Por Orlando Dias Canichio

Não é novidade para ninguém que, no Brasil, a demanda por doações de órgãos ou tecidos é maior do que o número de doadores. Mais de 50 mil pessoas estão na fila para transplantes e, destes, temos aqueles esperando por um rim (31.125), por córnea (19.115), por fígado (1.905), pelo transplante duplo de pâncreas e rim (387), por um coração (365) e por pulmão (259). Nesse contexto, desde a desinformação até crenças religiosas, quem sofre são os milhares de pacientes esperando por uma cirurgia que pode salvar suas vidas.


​Segundo o Ministério da Saúde, esse procedimento é “um ato por meio do qual podem ser doadas partes do corpo, sejam órgãos ou tecidos de uma pessoa (doador), para serem utilizados no tratamento de outra pessoa (receptor), com a finalidade de restabelecer as funções de um órgão ou tecido doente”. Assim, o órgão ou tecido afetado será substituído pelo mesmo de uma pessoa sadia.


​Diversos conceitos são importantes quando se fala em doação de órgãos, e um deles é o de morte encefálica. Em linhas gerais, ela ocorre quando há perda completa ou irreversível de funções corticais e do tronco encefálico, inevitavelmente levando à morte do indivíduo, apesar de ainda haver batimentos cardíacos (mas com respiração apenas por ajuda de aparelhos). Nesse caso, podem ser doados rins, fígado, coração, pulmões, pâncreas, intestino, córneas, valvas cardíacas, pele, ossos e tendões.


​Além disso, segundo a Lei nº 9.434/2017, a chamada “Lei dos Transplantes”, a doação dos órgãos só pode ser feita se for constatada morte encefálica, feita por médicos capacitados, a partir de dois exames clínicos, com intervalo de pelo menos uma hora, feitos por profissionais diferentes. No caso de morte por parada cardiorrespiratória, podem ser doados apenas tecidos, como é o caso da pele, da córnea e dos ossos.

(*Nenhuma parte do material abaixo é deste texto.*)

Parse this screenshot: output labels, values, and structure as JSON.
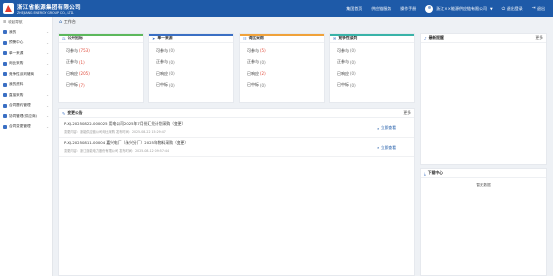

​Um dos grandes destaques para a doação de órgãos é o nosso Sistema Único de Saúde. Aproximadamente 95% dos transplantes realizados no Brasil são pelo SUS e, fora isso, o Ministério da Saúde é responsável pelo financiamento total desse processo. Ou seja, a realização de exames (para compatibilidade do paciente com o doador), o transporte (que pode ser feito via terrestre e aérea por uma equipe especializada) e a equipe médica (responsável pela cirurgia) são subsidiados pelo Estado.


​Na contramão de todo esse movimento, há a desinformação. Apesar de não haver justificativas racionais para uma pessoa, ou familiar, que tenha uma pessoa falecida com potencial de ser doadora, ainda há quem se recuse a doar. Estudos feitos em Pelotas (RS) apontam fatores religiosos como grandes impactantes nessa decisão, principalmente evangélicos e testemunhas de Jeová. Além disso, fatores como a idade acima de 45 anos,baixo nível educacional, pouco ou nenhum conhecimento acerca de morte encefálica e medo da manipulação cadavérica foram as principais desfavoráveis à doação. Dentre suas razões principais, temos o desconhecimento de como ser doador e o medo de diagnóstico errado de morte (morte aparente).


​Muitas polêmicas judiciais também estão envolvidas na doação. Regulamentada no final do século passado, a Lei 9.434 de 04 de fevereiro de 1997 incluía a doação presumida, com o estabelecimento dos critérios para definição de morte encefálica, tendo uma nova resolução em 2017. Nela, há a exigência de que um dos médicos deve ter ao menos um ano de experiência no atendimento de pacientes em coma e ter acompanhado, ou determinado, pelo menos dez confirmações de morte encefálica, ou ter participado de curso de capacitação para tal. Fora isso, há um projeto de lei (PLS 405/2012) de autoria do Senador Humberto Costa (PT/PE) que altera essa lei, determinando que todos os indivíduos são potenciais doadores de órgãos e, caso alguém não tenha essa vontade, deve haver uma manifestação de “não doador de órgãos e tecidos” em documento público de identidade.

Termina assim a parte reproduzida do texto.